Here $\mu$ denotes the estimated value of the message. In this minimization, all terms that do not depend on the message $s_i$ can now be omitted. Likewise, the terms $s_i^2$ are disregarded, since $s_0^2 = s_1^2$ holds. Thus, the much simpler decision rule is obtained:

$$\mu = {\rm arg} \min _i \hspace{0.1cm}\left \{ - 4\rho_1 s_i + 2\rho_2 s_i \right \}={\rm arg} \min _i \hspace{0.1cm}\left \{ (\rho_2 - 2\rho_1) \cdot s_i \right \} \hspace{0.05cm}.$$

So, correct is already the proposed solution 2. But after multiplication by $–1/2$, we also get the last mentioned decision rule:

$$\mu = {\rm arg} \max_i \hspace{0.1cm}\left \{ (\rho_1 - \rho_2/2) \cdot s_i \right \} \hspace{0.05cm}.$$

Thus, the solutions 2 and 3.


(6)  Setting $K_1 = 1$ and $\underline {K_2 = \, -0.5}$, the optimal decision rule with realization $\rho = \rho_1 \, – \rho_2/2$ is:

$$\mu = \left\{ \begin{array}{c} m_0 \\ m_1 \end{array} \right.\quad \begin{array}{*{1}c} {\rm f{or}} \hspace{0.15cm} \rho > 0 \hspace{0.05cm}, \\ {\rm f{or}} \hspace{0.15cm} \rho < 0 \hspace{0.05cm}.\\ \end{array}$$

Since $\rho = 0$ only occurs with probability $0$, it does not matter in the sense of probability theory whether one assigns the message $\mu = m_0$ or $\mu = m_1$ to this event "$\rho = 0$".
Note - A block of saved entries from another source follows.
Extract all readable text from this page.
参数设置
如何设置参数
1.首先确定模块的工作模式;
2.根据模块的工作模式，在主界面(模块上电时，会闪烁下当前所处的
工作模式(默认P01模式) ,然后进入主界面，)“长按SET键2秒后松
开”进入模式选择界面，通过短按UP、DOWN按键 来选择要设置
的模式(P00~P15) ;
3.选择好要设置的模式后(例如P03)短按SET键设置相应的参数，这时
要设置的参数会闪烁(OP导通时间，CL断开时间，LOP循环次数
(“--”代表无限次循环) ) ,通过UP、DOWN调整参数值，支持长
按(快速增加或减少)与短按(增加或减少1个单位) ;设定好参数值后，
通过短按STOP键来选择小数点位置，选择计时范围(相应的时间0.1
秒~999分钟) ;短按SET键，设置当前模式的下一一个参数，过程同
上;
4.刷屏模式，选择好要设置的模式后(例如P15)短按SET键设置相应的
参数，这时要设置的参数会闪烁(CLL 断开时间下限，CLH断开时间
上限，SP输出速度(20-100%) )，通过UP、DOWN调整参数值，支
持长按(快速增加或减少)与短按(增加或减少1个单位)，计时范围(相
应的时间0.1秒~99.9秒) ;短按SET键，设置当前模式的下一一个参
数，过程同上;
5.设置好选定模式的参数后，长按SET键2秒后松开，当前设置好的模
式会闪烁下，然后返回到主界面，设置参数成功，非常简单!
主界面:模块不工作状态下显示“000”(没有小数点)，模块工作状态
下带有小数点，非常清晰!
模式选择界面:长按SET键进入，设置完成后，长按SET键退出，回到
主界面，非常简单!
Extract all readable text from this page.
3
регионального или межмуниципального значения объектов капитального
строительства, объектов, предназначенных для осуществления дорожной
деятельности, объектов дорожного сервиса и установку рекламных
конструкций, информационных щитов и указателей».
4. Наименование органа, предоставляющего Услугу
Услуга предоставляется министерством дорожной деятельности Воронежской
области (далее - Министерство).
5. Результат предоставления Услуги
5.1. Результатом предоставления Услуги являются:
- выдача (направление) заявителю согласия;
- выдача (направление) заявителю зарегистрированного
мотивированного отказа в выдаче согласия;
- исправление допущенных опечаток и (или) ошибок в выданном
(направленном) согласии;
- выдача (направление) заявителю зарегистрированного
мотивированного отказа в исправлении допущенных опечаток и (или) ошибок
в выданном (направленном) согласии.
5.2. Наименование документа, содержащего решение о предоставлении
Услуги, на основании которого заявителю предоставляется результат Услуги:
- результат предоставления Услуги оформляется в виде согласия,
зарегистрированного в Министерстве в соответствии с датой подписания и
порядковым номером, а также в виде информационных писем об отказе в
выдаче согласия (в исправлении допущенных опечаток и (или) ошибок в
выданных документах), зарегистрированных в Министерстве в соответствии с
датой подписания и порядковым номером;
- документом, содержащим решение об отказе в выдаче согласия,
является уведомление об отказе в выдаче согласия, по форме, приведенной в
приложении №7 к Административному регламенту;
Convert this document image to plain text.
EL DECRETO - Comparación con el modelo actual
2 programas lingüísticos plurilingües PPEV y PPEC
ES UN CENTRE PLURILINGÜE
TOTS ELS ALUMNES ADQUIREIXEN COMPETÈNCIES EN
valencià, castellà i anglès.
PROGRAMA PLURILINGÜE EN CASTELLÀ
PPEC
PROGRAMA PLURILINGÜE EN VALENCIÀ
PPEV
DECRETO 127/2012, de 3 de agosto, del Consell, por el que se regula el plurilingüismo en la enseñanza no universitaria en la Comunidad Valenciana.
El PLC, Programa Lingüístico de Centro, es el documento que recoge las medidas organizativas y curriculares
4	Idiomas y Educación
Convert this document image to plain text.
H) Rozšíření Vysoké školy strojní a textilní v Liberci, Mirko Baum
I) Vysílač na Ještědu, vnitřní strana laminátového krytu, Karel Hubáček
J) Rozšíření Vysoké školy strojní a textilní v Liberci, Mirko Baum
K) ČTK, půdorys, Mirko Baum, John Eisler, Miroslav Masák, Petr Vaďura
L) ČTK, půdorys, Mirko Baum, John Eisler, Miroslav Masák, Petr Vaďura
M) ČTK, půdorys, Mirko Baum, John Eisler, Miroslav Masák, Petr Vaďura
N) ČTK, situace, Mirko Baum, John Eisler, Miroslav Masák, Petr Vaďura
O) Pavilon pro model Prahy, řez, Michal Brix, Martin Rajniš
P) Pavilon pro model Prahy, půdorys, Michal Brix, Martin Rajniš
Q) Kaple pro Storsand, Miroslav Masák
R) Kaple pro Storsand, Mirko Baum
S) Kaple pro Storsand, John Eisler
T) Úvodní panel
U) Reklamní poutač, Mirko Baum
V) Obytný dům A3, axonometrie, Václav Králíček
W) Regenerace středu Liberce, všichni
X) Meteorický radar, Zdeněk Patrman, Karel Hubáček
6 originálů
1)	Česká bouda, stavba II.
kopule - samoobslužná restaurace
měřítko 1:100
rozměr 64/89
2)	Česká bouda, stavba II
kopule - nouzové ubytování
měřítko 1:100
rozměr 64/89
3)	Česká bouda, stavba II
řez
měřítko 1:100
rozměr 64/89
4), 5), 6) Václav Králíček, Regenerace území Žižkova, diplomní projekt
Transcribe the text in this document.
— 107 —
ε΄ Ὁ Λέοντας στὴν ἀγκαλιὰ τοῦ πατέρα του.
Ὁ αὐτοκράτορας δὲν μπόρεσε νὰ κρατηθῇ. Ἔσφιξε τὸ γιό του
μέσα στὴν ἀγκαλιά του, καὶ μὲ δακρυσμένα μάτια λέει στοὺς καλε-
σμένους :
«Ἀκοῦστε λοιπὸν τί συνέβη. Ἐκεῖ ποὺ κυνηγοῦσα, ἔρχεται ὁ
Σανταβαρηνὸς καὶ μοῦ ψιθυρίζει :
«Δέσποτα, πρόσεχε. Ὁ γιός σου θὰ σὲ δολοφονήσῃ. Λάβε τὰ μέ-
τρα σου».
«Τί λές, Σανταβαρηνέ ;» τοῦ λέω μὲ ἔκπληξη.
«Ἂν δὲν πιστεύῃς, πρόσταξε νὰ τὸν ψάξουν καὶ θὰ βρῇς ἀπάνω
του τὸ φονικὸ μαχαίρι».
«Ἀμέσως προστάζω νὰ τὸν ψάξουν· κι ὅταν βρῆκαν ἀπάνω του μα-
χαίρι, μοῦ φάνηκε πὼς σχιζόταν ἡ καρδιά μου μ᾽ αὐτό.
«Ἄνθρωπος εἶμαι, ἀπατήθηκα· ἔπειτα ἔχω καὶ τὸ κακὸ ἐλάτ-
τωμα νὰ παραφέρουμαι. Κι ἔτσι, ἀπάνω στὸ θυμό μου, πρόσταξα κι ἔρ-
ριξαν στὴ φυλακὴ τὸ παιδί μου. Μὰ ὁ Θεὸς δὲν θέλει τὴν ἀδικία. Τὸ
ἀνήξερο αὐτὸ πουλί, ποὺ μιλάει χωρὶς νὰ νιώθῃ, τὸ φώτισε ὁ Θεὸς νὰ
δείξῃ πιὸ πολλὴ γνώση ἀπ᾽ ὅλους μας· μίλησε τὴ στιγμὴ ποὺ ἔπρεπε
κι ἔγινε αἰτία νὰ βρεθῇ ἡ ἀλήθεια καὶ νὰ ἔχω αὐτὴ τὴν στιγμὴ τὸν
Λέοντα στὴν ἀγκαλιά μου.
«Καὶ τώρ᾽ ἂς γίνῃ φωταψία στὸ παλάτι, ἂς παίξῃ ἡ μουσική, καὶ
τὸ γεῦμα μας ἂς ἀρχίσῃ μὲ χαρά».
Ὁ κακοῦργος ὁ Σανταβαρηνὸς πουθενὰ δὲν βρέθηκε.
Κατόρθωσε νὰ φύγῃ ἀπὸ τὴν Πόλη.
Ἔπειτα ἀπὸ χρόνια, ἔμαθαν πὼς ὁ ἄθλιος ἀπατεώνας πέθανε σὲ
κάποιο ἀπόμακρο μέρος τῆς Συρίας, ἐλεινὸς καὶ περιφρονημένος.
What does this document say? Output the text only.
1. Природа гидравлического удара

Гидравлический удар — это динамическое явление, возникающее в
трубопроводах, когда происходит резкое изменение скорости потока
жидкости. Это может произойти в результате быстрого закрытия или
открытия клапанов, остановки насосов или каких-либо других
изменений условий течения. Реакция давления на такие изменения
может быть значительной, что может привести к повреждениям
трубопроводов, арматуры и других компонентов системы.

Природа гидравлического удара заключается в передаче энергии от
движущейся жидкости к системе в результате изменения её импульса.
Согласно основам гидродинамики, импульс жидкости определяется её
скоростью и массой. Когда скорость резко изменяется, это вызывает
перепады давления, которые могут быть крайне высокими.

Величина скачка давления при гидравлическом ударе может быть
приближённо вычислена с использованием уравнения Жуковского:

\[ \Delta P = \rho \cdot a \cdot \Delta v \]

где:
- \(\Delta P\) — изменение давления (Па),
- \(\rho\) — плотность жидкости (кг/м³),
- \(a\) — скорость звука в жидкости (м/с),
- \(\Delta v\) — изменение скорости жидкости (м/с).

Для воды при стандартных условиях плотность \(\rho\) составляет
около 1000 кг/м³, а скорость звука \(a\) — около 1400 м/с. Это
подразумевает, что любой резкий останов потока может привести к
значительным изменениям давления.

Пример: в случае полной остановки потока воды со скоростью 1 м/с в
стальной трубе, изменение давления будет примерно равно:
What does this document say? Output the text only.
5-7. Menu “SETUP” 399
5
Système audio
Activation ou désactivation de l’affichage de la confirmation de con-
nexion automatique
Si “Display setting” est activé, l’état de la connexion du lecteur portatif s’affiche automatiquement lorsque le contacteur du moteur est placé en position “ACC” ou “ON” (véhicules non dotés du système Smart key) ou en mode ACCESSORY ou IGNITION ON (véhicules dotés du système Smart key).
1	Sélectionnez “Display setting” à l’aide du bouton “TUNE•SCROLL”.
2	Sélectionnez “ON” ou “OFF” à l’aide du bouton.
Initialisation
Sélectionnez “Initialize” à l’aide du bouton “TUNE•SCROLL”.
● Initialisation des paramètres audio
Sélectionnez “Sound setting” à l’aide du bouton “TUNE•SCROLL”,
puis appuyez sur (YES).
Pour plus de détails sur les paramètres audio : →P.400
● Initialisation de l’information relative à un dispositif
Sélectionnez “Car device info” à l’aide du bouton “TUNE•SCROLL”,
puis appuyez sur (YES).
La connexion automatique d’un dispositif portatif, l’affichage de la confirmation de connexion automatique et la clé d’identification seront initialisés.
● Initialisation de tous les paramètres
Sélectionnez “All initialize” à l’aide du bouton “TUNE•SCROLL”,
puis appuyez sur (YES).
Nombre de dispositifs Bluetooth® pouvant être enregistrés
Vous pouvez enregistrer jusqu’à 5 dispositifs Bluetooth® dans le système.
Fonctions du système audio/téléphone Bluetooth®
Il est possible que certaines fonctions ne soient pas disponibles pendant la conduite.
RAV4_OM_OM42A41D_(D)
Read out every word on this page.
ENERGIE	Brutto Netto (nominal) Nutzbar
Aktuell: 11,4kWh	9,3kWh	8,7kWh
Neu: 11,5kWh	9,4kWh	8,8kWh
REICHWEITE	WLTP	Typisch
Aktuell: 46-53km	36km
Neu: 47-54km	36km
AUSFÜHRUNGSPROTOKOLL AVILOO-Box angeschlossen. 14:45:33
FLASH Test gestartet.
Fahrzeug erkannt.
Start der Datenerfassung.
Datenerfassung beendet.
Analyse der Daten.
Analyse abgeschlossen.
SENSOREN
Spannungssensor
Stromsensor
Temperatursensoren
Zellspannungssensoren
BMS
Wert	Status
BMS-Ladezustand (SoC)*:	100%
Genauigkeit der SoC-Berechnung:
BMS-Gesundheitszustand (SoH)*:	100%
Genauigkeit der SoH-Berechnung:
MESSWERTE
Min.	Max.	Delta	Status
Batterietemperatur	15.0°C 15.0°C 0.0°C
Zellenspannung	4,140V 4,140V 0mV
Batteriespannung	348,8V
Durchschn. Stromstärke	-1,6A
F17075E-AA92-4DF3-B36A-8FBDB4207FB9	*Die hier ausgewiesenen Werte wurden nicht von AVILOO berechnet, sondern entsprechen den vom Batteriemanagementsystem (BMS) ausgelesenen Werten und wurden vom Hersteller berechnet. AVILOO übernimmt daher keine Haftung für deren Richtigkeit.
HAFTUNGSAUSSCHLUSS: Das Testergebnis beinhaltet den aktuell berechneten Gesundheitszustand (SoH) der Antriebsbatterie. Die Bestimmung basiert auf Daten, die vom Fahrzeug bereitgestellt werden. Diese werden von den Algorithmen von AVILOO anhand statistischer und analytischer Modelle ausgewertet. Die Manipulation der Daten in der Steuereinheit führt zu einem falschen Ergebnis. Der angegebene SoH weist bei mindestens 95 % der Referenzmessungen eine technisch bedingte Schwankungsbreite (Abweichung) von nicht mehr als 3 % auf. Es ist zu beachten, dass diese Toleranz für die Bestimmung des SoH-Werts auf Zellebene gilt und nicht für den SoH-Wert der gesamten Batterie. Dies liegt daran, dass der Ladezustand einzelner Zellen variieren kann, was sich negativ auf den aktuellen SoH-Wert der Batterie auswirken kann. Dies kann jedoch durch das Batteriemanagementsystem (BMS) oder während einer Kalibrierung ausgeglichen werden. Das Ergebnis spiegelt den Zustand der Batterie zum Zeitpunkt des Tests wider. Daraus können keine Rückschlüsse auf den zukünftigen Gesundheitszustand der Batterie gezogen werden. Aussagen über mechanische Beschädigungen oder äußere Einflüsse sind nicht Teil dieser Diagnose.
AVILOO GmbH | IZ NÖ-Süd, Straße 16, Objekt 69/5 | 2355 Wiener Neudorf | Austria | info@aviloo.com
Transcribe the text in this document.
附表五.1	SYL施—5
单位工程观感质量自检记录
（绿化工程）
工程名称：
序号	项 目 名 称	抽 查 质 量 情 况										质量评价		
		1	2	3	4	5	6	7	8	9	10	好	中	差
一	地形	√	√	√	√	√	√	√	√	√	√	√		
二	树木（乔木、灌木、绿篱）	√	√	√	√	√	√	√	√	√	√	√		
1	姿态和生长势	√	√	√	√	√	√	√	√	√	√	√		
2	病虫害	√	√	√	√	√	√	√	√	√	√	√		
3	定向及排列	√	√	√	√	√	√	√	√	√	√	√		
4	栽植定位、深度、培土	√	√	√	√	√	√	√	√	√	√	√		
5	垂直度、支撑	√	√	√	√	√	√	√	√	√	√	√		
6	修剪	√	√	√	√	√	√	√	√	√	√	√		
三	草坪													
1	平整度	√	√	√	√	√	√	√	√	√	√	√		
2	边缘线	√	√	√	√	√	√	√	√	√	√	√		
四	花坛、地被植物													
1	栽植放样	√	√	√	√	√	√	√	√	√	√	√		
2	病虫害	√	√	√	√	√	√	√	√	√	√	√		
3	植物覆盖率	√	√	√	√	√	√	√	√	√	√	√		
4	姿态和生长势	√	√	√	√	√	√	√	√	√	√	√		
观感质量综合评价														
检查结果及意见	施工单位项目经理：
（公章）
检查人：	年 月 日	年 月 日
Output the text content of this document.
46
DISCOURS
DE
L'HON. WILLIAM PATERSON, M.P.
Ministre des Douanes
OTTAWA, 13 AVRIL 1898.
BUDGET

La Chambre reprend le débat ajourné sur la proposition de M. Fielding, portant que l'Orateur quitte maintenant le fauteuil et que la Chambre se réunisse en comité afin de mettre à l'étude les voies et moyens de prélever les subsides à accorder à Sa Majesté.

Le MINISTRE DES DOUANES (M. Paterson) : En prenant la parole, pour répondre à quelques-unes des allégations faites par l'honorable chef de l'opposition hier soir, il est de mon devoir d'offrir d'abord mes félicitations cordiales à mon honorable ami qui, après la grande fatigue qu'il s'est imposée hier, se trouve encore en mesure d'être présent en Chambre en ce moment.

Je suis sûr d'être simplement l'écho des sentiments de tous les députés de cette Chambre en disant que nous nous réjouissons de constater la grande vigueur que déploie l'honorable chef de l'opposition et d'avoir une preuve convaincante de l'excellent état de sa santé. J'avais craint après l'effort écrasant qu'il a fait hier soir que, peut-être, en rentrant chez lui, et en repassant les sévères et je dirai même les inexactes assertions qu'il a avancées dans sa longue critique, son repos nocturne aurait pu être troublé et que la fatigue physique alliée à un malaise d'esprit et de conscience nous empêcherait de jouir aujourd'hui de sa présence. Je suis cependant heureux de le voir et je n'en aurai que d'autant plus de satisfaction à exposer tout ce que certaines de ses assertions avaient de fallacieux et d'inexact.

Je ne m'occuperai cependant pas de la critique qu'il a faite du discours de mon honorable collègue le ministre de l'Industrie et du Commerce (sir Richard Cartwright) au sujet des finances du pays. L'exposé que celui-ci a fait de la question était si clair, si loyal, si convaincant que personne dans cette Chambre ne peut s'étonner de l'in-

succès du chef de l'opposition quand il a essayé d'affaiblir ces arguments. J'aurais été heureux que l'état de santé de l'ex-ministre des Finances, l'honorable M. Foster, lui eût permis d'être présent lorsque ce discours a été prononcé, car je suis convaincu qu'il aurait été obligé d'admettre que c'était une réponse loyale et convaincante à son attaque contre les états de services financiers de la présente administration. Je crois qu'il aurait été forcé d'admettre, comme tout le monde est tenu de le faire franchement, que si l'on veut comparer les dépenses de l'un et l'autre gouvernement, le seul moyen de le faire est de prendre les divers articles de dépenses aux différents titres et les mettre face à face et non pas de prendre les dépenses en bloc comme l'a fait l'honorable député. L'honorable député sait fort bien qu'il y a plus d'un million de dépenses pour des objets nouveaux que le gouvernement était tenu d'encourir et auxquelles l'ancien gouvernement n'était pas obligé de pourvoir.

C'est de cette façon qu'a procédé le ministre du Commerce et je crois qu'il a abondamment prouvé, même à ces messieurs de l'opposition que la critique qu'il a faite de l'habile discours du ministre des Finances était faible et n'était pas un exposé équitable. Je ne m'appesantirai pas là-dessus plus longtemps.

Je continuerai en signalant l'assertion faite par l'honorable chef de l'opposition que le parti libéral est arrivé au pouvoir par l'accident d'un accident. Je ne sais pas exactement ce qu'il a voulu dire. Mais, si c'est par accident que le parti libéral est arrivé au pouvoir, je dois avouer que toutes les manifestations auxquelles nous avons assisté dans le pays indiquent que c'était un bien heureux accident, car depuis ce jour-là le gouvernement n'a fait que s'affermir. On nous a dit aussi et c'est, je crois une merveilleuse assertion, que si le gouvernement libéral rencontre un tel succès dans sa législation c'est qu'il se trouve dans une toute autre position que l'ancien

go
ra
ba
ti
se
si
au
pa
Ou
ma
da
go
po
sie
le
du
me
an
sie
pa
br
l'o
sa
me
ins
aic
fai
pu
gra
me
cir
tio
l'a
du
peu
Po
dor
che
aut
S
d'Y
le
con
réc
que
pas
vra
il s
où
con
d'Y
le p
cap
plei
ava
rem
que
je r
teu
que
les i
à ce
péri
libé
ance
(7)  With $K_2 = \, -0.5$ one obtains for the input value of the decision:

$$r = r_1 - r_2/2 = s + n_1 - (n_1 + n_2)/2 = s + n \hspace{0.3cm} \Rightarrow \hspace{0.3cm} n = \frac{n_1 - n_2}{2}\hspace{0.05cm}.$$

The variance of this random variable is

$$\sigma_n^2 = {1}/{4} \cdot \left [ \sigma^2 + \sigma^2 \right ] = {\sigma^2}/{2}= {N_0}/{4}\hspace{0.05cm}.$$

From this, the error probability is analogous to subtask (2):

$${\rm Pr} ({\rm symbol error} ) = {\rm Q} \left ( \sqrt{\frac{E_s}{N_0/4}}\right ) = {\rm Q} \left ( 4 \cdot \sqrt{2}\right ) = {1}/{2} \cdot {\rm erfc}(4) \hspace{0.05cm}\hspace{0.15cm}\underline {= 0.771 \cdot 10^{-8}} \hspace{0.05cm}.$$
  • Thus, by taking $r_2$ into account, the error probability can be lowered from $0.317 \cdot 10^{\rm –4}$ to the much smaller value of $0.771 \cdot 10^{-8}$, although the decision component $r_2$ contains only noise. However, this noise $r_2$ allows an estimate of the noise component $n_1$ of $r_1$.
  • Halving the transmit energy from $8 \cdot 10^{\rm –6} \ \rm Ws$ to $4 \cdot 10^{\rm –6} \ \rm Ws$, we still get the error probability $0.317 \cdot 10^{\rm –4}$ here, as calculated in subtask (2). When evaluating $r_1$ alone, on the other hand, the error probability would be $0.234 \cdot 10^{\rm –2}$.